Unfortunately, while Hero and Claudio were a bit more interesting than usual, I didn’t really feel that Matthew Pidgeon had the chance to do anything new with his Don John (another character I often find problematic). He was a hit with the audience, because at the end of the day he’s a moustache-twirling stage villain, but after seeing the subtler approach to the character in Whedon’s film, I felt he was painted with rather broad strokes here, and spent most of his time striding around the stage shouting his wicked plans at the audience. As for Dogberry, I had mixed feelings. In the context of the slightly anarchic Globe, I enjoyed Paul Hunter’s clownish watchman, but I think he might have begun to grate if I’d seen him on stage anywhere else. The humour in his scenes was helped along by a clever running sight gag, which paired Hunter’s diminutive Dogberry with a towering sidekick in the form of his more intelligent neighbour Verges (Adrian Hood).

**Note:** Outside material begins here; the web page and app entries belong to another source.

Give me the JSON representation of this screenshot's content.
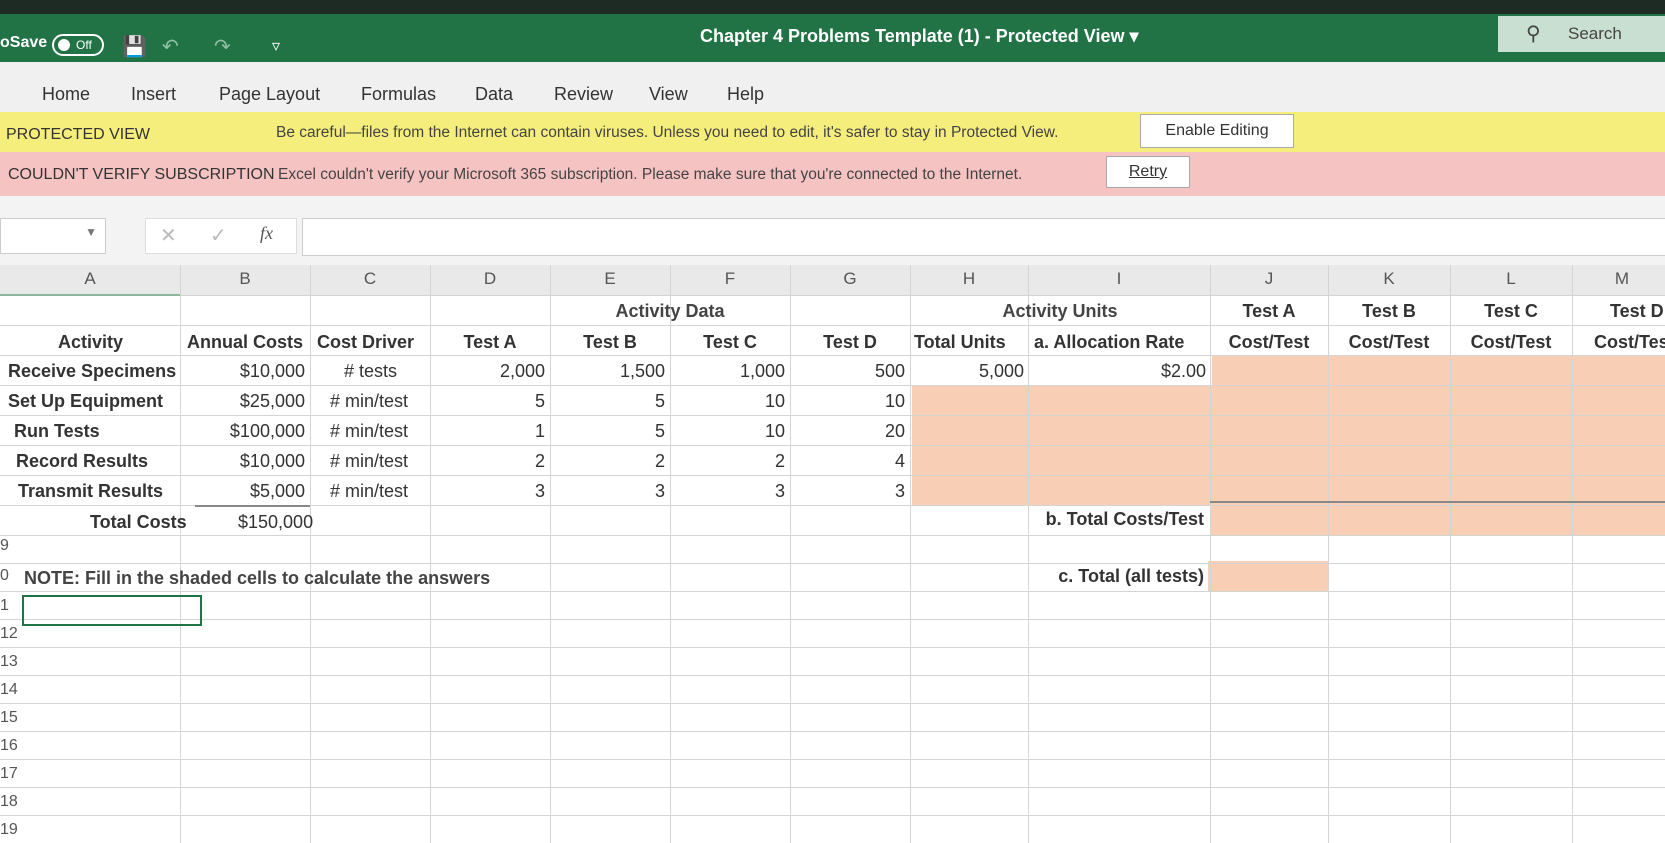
{
  "titlebar": {
    "autosave_label": "oSave",
    "autosave_state": "Off",
    "title": "Chapter 4 Problems Template (1)  -  Protected View",
    "search_label": "Search"
  },
  "ribbon": {
    "tabs": [
      "Home",
      "Insert",
      "Page Layout",
      "Formulas",
      "Data",
      "Review",
      "View",
      "Help"
    ]
  },
  "protected_bar": {
    "label": "PROTECTED VIEW",
    "message": "Be careful—files from the Internet can contain viruses. Unless you need to edit, it's safer to stay in Protected View.",
    "button": "Enable Editing",
    "color": "#f6ee7c"
  },
  "subscription_bar": {
    "label": "COULDN'T VERIFY SUBSCRIPTION",
    "message": "Excel couldn't verify your Microsoft 365 subscription. Please make sure that you're connected to the Internet.",
    "button": "Retry",
    "color": "#f6c3c3"
  },
  "formula_bar": {
    "fx_label": "fx",
    "value": ""
  },
  "sheet": {
    "columns": [
      "A",
      "B",
      "C",
      "D",
      "E",
      "F",
      "G",
      "H",
      "I",
      "J",
      "K",
      "L",
      "M"
    ],
    "group_headers": {
      "activity_data": "Activity Data",
      "activity_units": "Activity Units"
    },
    "headers": {
      "activity": "Activity",
      "annual_costs": "Annual Costs",
      "cost_driver": "Cost Driver",
      "test_a": "Test A",
      "test_b": "Test B",
      "test_c": "Test C",
      "test_d": "Test D",
      "total_units": "Total Units",
      "allocation_rate": "a. Allocation Rate",
      "j_top": "Test A",
      "j_bot": "Cost/Test",
      "k_top": "Test B",
      "k_bot": "Cost/Test",
      "l_top": "Test C",
      "l_bot": "Cost/Test",
      "m_top": "Test D",
      "m_bot": "Cost/Test"
    },
    "rows": [
      {
        "activity": "Receive Specimens",
        "cost": "$10,000",
        "driver": "# tests",
        "a": "2,000",
        "b": "1,500",
        "c": "1,000",
        "d": "500",
        "total": "5,000",
        "rate": "$2.00"
      },
      {
        "activity": "Set Up Equipment",
        "cost": "$25,000",
        "driver": "# min/test",
        "a": "5",
        "b": "5",
        "c": "10",
        "d": "10",
        "total": "",
        "rate": ""
      },
      {
        "activity": "Run Tests",
        "cost": "$100,000",
        "driver": "# min/test",
        "a": "1",
        "b": "5",
        "c": "10",
        "d": "20",
        "total": "",
        "rate": ""
      },
      {
        "activity": "Record Results",
        "cost": "$10,000",
        "driver": "# min/test",
        "a": "2",
        "b": "2",
        "c": "2",
        "d": "4",
        "total": "",
        "rate": ""
      },
      {
        "activity": "Transmit Results",
        "cost": "$5,000",
        "driver": "# min/test",
        "a": "3",
        "b": "3",
        "c": "3",
        "d": "3",
        "total": "",
        "rate": ""
      }
    ],
    "total_costs_label": "Total Costs",
    "total_costs_value": "$150,000",
    "total_per_test_label": "b. Total Costs/Test",
    "total_all_label": "c. Total (all tests)",
    "note": "NOTE: Fill in the shaded cells to calculate the  answers",
    "row_numbers": [
      "9",
      "0",
      "1",
      "12",
      "13",
      "14",
      "15",
      "16",
      "17",
      "18",
      "19"
    ],
    "shade_color": "#f8cfb5"
  }
}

Beatrice and Benedick play off one another delightfully. Usually my sympathies are firmly with Beatrice, who finds herself up against the back-slapping laddishness of Don Pedro’s soldiers. This time, however, I warmed much more to Charles Edwards’s well-spoken Benedick, who shows surprising vulnerability. Although this Benedick arrives with a swagger and quips against marriage ready on his lips, there’s a real sense that he doth protest too much; and his change of heart towards Beatrice is tellingly swift. As with the other good Benedicks I’ve seen (David Tennant, particularly), Edwards has the audience completely under his spell: he teases them with ad-libs, stern glances and casual gestures.
While he was gentler than usual, Eve Best’s Beatrice took the opposite tack and ramped up the character’s feisty independence: there were times, actually, when she was slightly too strident for my tastes. But there’s no denying that she had splendid comic timing – the eavesdropping scenes, as always, were a joy, with Benedick caught up a ladder in an orange tree, and Beatrice trying to hide behind the laundry-line. And, even though she seemed to have a hard shell, Best let us see Beatrice’s soul once or twice, which made for some of the most touching moments in the play. Her speech about losing Benedick’s heart was dignified and wistful (“he lent it me a while, and I gave him use for it, a double heart for his single one”), and it cut through for a moment to the wounded hearts behind the frenzy of witty point-scoring.
This doesn’t quite takes the palm from Joss Whedon’s film, and Emma Thompson is still my ideal Beatrice; but it’s a fine traditional performance of the play, full of warmth, intelligence and spirit. Edwards is a hugely lovable Benedick and his connection with Best’s feisty Beatrice feels very natural: a huge cheer went up when she finally suffered herself to be kissed. It’s very depressing to see how much good stuff I’ve managed to miss at the Globe, but thank goodness for the theatre’s DVD series! Incidentally, fairly large chunks of this filmed performance are available on YouTube, so do take a stroll over and sample some of Act I for yourself to get a feel for the play.